Gaëlle Le Pavic is an associate researcher at the United Nations University - CRIS and at Ghent University, where she recently completed her PhD with a thesis titled Social Services within and across Contested Border: Insights from Transnistria, Abkhazia and Samegrelo. Her research involved, extensive fieldwork in Transnistria and the Samegrelo region of Georgia, while data collection for Abkhazia was conducted entirely online.
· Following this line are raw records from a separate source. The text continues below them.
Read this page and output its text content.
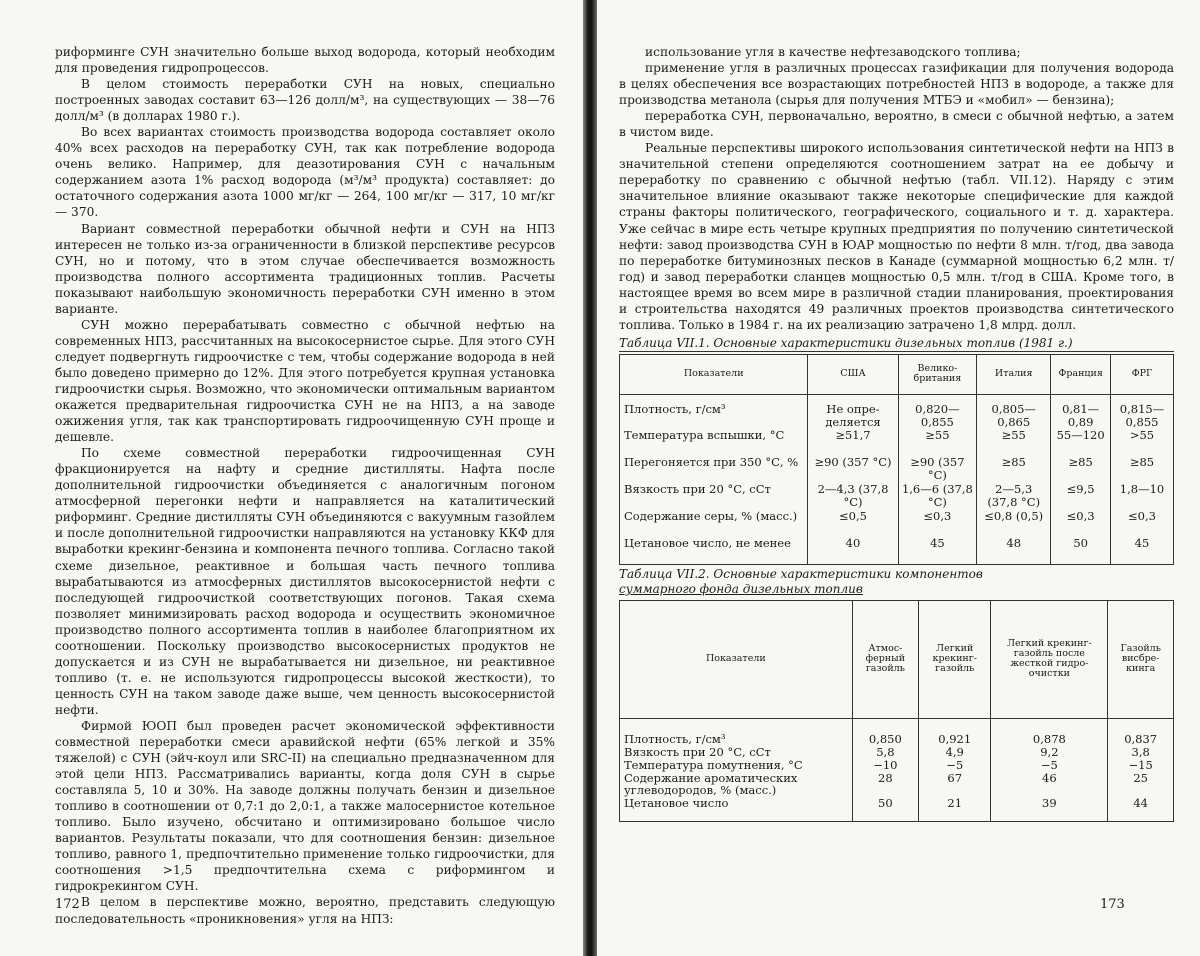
риформинге СУН значительно больше выход водорода, который необходим для проведения гидропроцессов.

В целом стоимость переработки СУН на новых, специально построенных заводах составит 63—126 долл/м³, на существующих — 38—76 долл/м³ (в долларах 1980 г.).

Во всех вариантах стоимость производства водорода составляет около 40% всех расходов на переработку СУН, так как потребление водорода очень велико. Например, для деазотирования СУН с начальным содержанием азота 1% расход водорода (м³/м³ продукта) составляет: до остаточного содержания азота 1000 мг/кг — 264, 100 мг/кг — 317, 10 мг/кг — 370.

Вариант совместной переработки обычной нефти и СУН на НПЗ интересен не только из-за ограниченности в близкой перспективе ресурсов СУН, но и потому, что в этом случае обеспечивается возможность производства полного ассортимента традиционных топлив. Расчеты показывают наибольшую экономичность переработки СУН именно в этом варианте.

СУН можно перерабатывать совместно с обычной нефтью на современных НПЗ, рассчитанных на высокосернистое сырье. Для этого СУН следует подвергнуть гидроочистке с тем, чтобы содержание водорода в ней было доведено примерно до 12%. Для этого потребуется крупная установка гидроочистки сырья. Возможно, что экономически оптимальным вариантом окажется предварительная гидроочистка СУН не на НПЗ, а на заводе ожижения угля, так как транспортировать гидроочищенную СУН проще и дешевле.

По схеме совместной переработки гидроочищенная СУН фракционируется на нафту и средние дистилляты. Нафта после дополнительной гидроочистки объединяется с аналогичным погоном атмосферной перегонки нефти и направляется на каталитический риформинг. Средние дистилляты СУН объединяются с вакуумным газойлем и после дополнительной гидроочистки направляются на установку ККФ для выработки крекинг-бензина и компонента печного топлива. Согласно такой схеме дизельное, реактивное и большая часть печного топлива вырабатываются из атмосферных дистиллятов высокосернистой нефти с последующей гидроочисткой соответствующих погонов. Такая схема позволяет минимизировать расход водорода и осуществить экономичное производство полного ассортимента топлив в наиболее благоприятном их соотношении. Поскольку производство высокосернистых продуктов не допускается и из СУН не вырабатывается ни дизельное, ни реактивное топливо (т. е. не используются гидропроцессы высокой жесткости), то ценность СУН на таком заводе даже выше, чем ценность высокосернистой нефти.

Фирмой ЮОП был проведен расчет экономической эффективности совместной переработки смеси аравийской нефти (65% легкой и 35% тяжелой) с СУН (эйч-коул или SRC-II) на специально предназначенном для этой цели НПЗ. Рассматривались варианты, когда доля СУН в сырье составляла 5, 10 и 30%. На заводе должны получать бензин и дизельное топливо в соотношении от 0,7:1 до 2,0:1, а также малосернистое котельное топливо. Было изучено, обсчитано и оптимизировано большое число вариантов. Результаты показали, что для соотношения бензин: дизельное топливо, равного 1, предпочтительно применение только гидроочистки, для соотношения >1,5 предпочтительна схема с риформингом и гидрокрекингом СУН.

В целом в перспективе можно, вероятно, представить следующую последовательность «проникновения» угля на НПЗ:

172

использование угля в качестве нефтезаводского топлива;

применение угля в различных процессах газификации для получения водорода в целях обеспечения все возрастающих потребностей НПЗ в водороде, а также для производства метанола (сырья для получения МТБЭ и «мобил» — бензина);

переработка СУН, первоначально, вероятно, в смеси с обычной нефтью, а затем в чистом виде.

Реальные перспективы широкого использования синтетической нефти на НПЗ в значительной степени определяются соотношением затрат на ее добычу и переработку по сравнению с обычной нефтью (табл. VII.12). Наряду с этим значительное влияние оказывают также некоторые специфические для каждой страны факторы политического, географического, социального и т. д. характера. Уже сейчас в мире есть четыре крупных предприятия по получению синтетической нефти: завод производства СУН в ЮАР мощностью по нефти 8 млн. т/год, два завода по переработке битуминозных песков в Канаде (суммарной мощностью 6,2 млн. т/год) и завод переработки сланцев мощностью 0,5 млн. т/год в США. Кроме того, в настоящее время во всем мире в различной стадии планирования, проектирования и строительства находятся 49 различных проектов производства синтетического топлива. Только в 1984 г. на их реализацию затрачено 1,8 млрд. долл.

Таблица VII.1. Основные характеристики дизельных топлив (1981 г.)

Показатели	США	Велико-британия	Италия	Франция	ФРГ
Плотность, г/см³	Не опре-деляется	0,820—0,855	0,805—0,865	0,81—0,89	0,815—0,855
Температура вспышки, °С	≥51,7	≥55	≥55	55—120	>55
Перегоняется при 350 °С, %	≥90 (357 °С)	≥90 (357 °С)	≥85	≥85	≥85
Вязкость при 20 °С, сСт	2—4,3 (37,8 °С)	1,6—6 (37,8 °С)	2—5,3 (37,8 °С)	≤9,5	1,8—10
Содержание серы, % (масс.)	≤0,5	≤0,3	≤0,8 (0,5)	≤0,3	≤0,3
Цетановое число, не менее	40	45	48	50	45

Таблица VII.2. Основные характеристики компонентов

суммарного фонда дизельных топлив

Показатели	Атмос-ферный газойль	Легкий крекинг-газойль	Легкий крекинг-газойль после жесткой гидро-очистки	Газойль висбре-кинга
Плотность, г/см³	0,850	0,921	0,878	0,837
Вязкость при 20 °С, сСт	5,8	4,9	9,2	3,8
Температура помутнения, °С	−10	−5	−5	−15
Содержание ароматических углеводородов, % (масс.)	28	67	46	25
Цетановое число	50	21	39	44
173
Currently, Gaëlle holds a fellowship at the Leibniz Institute for Regional Geography (IfL) in Leipzig, where she works on the production of space in the context of the Georgian Abkhazian case.   

Fabienne Bossuyt is an Associate Professor at the Ghent Institute for International and European Studies (GIES) at the Department of Political Science at Ghent University as well as an Associate Research Fellow at United Nations University - CRIS. She is a senior lecturer in the MA programme in EU Studies and the MA Programme in Global Studies. In addition, she is co-director of the Eureast Platform of Ghent University. She is also active as an affiliated researcher of EUCAM and a member of the Academic Board of the European Neighbourhood Council.